Partly this was ongoing work from my ten-year-old, still not yet completed project to digitize all my vinyl. (Pro tip: don’t inherit over fifty records when you’re in the middle of a project like that. Or have two children.) But a big chunk of it stemmed from two record store trips, one to Harvest Records in Asheville, and one to Barnes & Noble, of all places.

Digital has gotten increasingly more prevalent and convenient. I can buy and download my friend Tyler’s band’s live shows within a few weeks of their performance, and you can pry my Bandcamp subscription out of my cold, dead hands. But I had forgotten how desperately I missed the physical act of browsing.

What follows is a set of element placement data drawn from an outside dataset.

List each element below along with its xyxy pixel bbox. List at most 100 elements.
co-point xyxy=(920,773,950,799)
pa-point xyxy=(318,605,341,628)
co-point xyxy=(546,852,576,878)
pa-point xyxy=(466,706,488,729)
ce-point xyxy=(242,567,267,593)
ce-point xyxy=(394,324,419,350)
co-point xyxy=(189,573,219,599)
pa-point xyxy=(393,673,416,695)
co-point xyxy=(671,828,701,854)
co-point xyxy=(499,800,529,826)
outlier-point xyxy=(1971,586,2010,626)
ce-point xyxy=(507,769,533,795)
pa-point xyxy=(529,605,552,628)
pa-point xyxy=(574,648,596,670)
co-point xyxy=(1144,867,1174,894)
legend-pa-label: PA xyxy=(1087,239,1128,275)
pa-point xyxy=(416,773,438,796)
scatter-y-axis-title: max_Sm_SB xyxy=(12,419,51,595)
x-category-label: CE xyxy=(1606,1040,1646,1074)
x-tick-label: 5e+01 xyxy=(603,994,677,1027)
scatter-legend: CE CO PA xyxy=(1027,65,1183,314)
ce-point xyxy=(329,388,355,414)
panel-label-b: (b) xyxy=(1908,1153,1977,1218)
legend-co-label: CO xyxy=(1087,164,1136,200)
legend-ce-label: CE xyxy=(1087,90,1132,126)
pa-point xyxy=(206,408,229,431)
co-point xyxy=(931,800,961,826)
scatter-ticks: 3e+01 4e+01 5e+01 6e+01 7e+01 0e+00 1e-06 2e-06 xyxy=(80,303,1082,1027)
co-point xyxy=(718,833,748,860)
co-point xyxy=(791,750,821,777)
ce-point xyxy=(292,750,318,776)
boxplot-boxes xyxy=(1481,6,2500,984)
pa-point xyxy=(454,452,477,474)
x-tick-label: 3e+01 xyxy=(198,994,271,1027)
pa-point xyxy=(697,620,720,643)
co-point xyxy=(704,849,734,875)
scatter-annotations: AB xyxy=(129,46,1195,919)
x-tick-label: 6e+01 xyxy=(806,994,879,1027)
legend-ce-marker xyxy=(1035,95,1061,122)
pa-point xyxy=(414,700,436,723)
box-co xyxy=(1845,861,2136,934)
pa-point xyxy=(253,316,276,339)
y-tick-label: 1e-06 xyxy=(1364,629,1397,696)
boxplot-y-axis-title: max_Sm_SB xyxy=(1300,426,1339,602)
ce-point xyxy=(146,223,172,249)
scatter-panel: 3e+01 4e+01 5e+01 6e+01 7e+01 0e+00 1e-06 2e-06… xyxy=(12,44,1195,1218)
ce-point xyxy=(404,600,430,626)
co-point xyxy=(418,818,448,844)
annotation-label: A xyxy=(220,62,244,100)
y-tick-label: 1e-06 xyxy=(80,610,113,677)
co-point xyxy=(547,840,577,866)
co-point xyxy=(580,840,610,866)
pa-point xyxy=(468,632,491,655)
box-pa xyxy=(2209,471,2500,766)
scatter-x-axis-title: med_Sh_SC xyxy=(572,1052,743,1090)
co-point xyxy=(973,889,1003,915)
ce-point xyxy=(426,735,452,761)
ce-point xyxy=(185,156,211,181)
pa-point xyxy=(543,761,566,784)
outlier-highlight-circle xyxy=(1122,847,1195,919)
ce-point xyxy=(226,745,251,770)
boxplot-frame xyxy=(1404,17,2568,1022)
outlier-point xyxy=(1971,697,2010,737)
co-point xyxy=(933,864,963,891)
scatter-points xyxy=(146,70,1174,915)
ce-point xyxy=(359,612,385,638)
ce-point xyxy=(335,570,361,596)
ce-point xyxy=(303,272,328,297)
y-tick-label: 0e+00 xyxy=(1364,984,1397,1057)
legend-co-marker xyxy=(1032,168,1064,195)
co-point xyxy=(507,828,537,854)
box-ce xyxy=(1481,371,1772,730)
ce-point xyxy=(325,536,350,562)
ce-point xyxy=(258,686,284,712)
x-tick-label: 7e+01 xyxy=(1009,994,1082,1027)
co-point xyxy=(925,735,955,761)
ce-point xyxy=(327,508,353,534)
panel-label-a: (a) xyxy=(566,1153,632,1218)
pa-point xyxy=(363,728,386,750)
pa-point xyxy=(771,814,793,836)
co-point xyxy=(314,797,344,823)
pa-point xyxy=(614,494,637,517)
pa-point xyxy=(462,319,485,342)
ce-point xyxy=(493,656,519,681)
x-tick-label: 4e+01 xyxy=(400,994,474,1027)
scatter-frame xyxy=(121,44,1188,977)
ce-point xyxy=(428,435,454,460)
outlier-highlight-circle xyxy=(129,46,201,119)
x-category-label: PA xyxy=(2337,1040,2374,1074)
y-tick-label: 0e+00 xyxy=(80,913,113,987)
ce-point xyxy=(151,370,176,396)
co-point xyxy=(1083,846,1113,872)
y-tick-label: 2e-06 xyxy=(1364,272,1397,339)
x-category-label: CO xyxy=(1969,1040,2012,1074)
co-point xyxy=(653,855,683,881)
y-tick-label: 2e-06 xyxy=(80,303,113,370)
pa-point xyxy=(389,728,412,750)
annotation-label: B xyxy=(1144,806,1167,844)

Which is why I love this development, the launch of a new state of the art vinyl record manufacturing machine, so much. Bring it on!

Václav Havel and the path forward

New Yorker: Václav Havel’s lessons on how to create a “parallel polis.” A perspective of hope drawn from Havel’s response to both Communism and Cold War capitalism:

The spontaneous and vigorous opposition to Trump, whether at the women’s marches the day after his Inauguration or at the protests at U.S. airports in support of a viciously demonized people, has already manifested many of the qualities that Havel wished to see in civil society: trust, openness, responsibility, solidarity, and love. Many more people realize, as Havel did, that arbitrary and inhuman power cannot deprive them of the inner freedom to make moral choices, and to make human community meaningful. They are shaping a redemptive politics of dissidence in the free world, nearly three decades after the fall of Communism. To measure the American dissidents’ success in electoral or any other quantifiable terms would be beside the point. For they are creating a “parallel polis”: the vital space where many, over the next four years, will find refuge from our age of anger, and learn to live in truth.

I like this perspective very much. Here dissidence isn’t just opposition to the actions of an “enemy,” it’s assertion of moral values and enacting positivity. Definitely a lesson here.